Medtronic has announced the enrollment of first patients in the Improve SCA clinical study, a first-of-its-kind study that will identify patients in developing countries at a high risk for sudden cardiac arrest.

First patients in the Improve SCA clinical study were enrolled at West China Hospital and Fuwai Hospital in China. These patients may be indicated for either an implantable cardioverter defibrillator (ICD) or a cardiac resynchronization therapy defibrillator (CRT-D).

ICD administers electrical shocks or painless pacing therapy to stop the heart from quivering chaotically, while CRT-D resynchronizes the contractions of the ventricles by sending tiny electrical impulses to the heart.

The two devices stop a life-threatening fast or irregular heart rhythm that causes sudden cardiac arrest.
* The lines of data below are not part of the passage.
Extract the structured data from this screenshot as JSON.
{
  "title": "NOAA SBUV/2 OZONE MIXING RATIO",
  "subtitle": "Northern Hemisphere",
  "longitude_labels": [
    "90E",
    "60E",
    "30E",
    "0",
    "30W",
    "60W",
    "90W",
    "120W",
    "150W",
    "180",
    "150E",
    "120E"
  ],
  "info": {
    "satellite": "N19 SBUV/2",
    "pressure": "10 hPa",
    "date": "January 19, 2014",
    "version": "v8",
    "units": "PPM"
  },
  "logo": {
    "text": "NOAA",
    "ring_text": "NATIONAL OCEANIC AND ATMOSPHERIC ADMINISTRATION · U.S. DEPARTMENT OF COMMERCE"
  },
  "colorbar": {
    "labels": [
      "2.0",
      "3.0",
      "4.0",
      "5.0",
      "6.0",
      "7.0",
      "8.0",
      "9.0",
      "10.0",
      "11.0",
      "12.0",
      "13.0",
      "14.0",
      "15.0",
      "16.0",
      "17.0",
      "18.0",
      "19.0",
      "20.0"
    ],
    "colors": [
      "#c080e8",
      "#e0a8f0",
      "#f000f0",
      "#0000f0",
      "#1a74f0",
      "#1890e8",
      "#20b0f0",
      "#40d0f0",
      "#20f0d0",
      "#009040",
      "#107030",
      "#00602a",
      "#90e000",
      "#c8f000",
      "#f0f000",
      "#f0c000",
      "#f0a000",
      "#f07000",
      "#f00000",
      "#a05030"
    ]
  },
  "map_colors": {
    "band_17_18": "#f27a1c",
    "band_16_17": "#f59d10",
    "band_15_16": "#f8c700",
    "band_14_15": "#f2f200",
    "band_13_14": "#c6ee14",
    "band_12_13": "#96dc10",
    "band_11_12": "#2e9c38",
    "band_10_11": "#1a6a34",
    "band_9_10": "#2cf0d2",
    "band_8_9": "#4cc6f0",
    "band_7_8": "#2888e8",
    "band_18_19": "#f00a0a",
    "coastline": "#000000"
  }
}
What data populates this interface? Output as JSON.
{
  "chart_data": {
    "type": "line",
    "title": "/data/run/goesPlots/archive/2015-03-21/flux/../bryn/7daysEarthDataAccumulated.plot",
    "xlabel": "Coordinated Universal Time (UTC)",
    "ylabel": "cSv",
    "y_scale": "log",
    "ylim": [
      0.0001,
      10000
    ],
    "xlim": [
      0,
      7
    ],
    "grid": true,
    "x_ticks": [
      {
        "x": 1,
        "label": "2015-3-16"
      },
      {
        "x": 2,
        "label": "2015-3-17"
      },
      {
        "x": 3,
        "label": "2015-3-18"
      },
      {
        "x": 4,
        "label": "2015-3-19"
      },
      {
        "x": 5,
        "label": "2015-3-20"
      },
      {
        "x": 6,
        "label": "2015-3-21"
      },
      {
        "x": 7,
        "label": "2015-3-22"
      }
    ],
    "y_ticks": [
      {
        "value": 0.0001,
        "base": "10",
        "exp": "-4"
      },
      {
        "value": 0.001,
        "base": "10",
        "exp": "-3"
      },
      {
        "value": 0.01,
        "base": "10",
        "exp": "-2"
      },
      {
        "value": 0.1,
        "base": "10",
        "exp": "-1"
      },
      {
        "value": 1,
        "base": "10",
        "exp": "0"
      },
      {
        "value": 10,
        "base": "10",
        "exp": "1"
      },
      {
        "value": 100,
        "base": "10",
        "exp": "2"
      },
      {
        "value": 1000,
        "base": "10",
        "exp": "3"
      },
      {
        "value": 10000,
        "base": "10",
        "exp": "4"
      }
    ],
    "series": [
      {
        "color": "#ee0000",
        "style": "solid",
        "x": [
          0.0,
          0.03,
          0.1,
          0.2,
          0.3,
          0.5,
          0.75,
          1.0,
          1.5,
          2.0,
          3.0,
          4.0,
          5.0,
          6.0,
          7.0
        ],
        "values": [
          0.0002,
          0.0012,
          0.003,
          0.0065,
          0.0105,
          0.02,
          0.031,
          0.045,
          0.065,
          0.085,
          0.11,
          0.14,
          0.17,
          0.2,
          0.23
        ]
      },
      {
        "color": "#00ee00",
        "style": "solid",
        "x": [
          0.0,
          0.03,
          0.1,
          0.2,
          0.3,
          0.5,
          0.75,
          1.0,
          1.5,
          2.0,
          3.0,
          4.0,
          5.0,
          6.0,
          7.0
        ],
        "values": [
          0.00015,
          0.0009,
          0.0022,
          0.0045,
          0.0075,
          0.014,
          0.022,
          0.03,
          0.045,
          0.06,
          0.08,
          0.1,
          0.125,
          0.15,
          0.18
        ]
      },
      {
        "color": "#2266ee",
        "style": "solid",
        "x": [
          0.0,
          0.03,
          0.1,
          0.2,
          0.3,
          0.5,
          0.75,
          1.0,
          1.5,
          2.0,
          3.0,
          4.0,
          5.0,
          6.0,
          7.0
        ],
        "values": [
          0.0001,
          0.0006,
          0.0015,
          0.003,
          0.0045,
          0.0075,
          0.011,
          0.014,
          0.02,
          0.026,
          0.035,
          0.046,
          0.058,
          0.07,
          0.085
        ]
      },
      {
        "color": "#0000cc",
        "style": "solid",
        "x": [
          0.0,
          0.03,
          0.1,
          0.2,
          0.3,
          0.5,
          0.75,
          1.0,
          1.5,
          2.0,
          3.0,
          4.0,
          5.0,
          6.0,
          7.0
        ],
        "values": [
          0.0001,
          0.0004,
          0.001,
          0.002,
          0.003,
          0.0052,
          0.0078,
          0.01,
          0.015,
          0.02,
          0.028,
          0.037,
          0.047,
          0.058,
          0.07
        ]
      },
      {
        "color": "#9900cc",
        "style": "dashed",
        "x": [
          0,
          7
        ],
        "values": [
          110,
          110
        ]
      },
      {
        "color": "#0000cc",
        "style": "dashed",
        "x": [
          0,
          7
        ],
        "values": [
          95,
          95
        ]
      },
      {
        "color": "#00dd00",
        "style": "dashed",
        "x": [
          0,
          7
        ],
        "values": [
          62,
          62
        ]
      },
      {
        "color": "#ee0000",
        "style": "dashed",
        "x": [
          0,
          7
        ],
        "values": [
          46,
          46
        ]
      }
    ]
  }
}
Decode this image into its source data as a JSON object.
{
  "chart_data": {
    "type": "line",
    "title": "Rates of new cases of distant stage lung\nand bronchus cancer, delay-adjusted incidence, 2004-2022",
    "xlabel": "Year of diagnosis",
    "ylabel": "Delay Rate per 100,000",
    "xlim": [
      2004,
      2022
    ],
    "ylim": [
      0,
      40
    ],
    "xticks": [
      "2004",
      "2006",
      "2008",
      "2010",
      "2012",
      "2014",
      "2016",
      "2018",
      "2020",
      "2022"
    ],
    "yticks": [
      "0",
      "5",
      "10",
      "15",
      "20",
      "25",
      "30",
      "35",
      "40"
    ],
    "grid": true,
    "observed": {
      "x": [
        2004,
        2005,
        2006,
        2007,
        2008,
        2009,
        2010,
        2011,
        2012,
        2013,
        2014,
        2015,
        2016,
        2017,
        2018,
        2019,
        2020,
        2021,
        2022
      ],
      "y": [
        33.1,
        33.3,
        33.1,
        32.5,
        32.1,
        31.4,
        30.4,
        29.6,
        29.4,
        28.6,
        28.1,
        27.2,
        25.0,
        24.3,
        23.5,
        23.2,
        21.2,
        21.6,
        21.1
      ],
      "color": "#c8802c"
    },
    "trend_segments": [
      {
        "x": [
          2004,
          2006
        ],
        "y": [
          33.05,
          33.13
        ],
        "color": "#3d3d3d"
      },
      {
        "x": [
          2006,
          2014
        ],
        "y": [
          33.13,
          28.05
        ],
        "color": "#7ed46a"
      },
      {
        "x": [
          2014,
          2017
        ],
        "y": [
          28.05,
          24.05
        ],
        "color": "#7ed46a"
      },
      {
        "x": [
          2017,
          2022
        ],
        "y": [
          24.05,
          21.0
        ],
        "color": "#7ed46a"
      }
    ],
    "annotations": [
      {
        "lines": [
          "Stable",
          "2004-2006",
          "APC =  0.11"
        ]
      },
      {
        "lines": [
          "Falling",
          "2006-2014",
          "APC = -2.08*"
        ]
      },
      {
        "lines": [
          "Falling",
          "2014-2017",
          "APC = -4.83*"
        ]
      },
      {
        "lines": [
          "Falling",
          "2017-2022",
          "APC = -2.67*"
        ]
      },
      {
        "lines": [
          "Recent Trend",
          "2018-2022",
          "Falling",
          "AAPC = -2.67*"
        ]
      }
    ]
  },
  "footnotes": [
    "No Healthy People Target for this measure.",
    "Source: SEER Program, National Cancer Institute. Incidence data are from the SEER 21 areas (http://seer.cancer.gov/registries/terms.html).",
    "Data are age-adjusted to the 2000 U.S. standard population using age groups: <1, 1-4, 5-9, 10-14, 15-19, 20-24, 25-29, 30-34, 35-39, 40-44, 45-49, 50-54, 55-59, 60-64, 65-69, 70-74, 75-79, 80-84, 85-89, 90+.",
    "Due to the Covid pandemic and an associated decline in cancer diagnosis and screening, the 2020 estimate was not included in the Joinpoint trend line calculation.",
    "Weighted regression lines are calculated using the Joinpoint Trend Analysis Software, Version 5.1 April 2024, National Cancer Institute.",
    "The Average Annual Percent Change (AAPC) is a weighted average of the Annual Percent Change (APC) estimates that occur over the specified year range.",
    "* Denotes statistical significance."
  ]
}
The devices are under-utilized in developing countries with typically less than 10% of indicated patients implanted.

Dr Dejia Huang from West China Hospital in Chengdu City, Sichuan Province, China, said: "The study will provide the clinical evidence needed to help primary prevention patients at the highest risk of SCA access the therapy they need, and has the potential to eventually influence local guidelines."

The prospective, non-randomized, multicenter study will build local clinical evidence to identify already indicated ICD/CRT-D primary prevention patients with additional risk factors that put them at a highest risk for SCA.

The additional risk factors include fainting (syncope), rapid transient abnormal heartbeats starting in the bottom chambers of the heart (non-sustained ventricular tachycardia or frequent premature ventricular contractions), or, decreased function of the heart (low ejection fraction).

Medtronic’s Improve SCA study will be conducted at approximately 100 sites in more than 15 countries across Central and Eastern Europe, Asia, Middle East and Africa, India, and Latin America. The study is expected to enroll approximately 4,800 participants that will be followed for two years.

The Improve SCA study will evaluate patients meeting current Class I guidelines for ICD (or CRT-D) device implant as defined by the American College of Cardiology, American Heart Association, Heart Rhythm Society (ACC/AHA/HRS) or European Society of Cardiology (ESC).

It will test whether patients with a primary prevention indication for an ICD and one or more of these additional risk factors have the same risk of a having life threatening ventricular arrhythmia as those patients who have survived a prior episode of life threatening ventricular arrhythmia and are indicated for an ICD for secondary prevention of sudden cardiac arrest.

According to Medtronic, the study results may help clinicians in identifying and refering primary prevention patients for ICD/CRT-D therapy, and help more patients make informed decisions about receiving a defibrillator.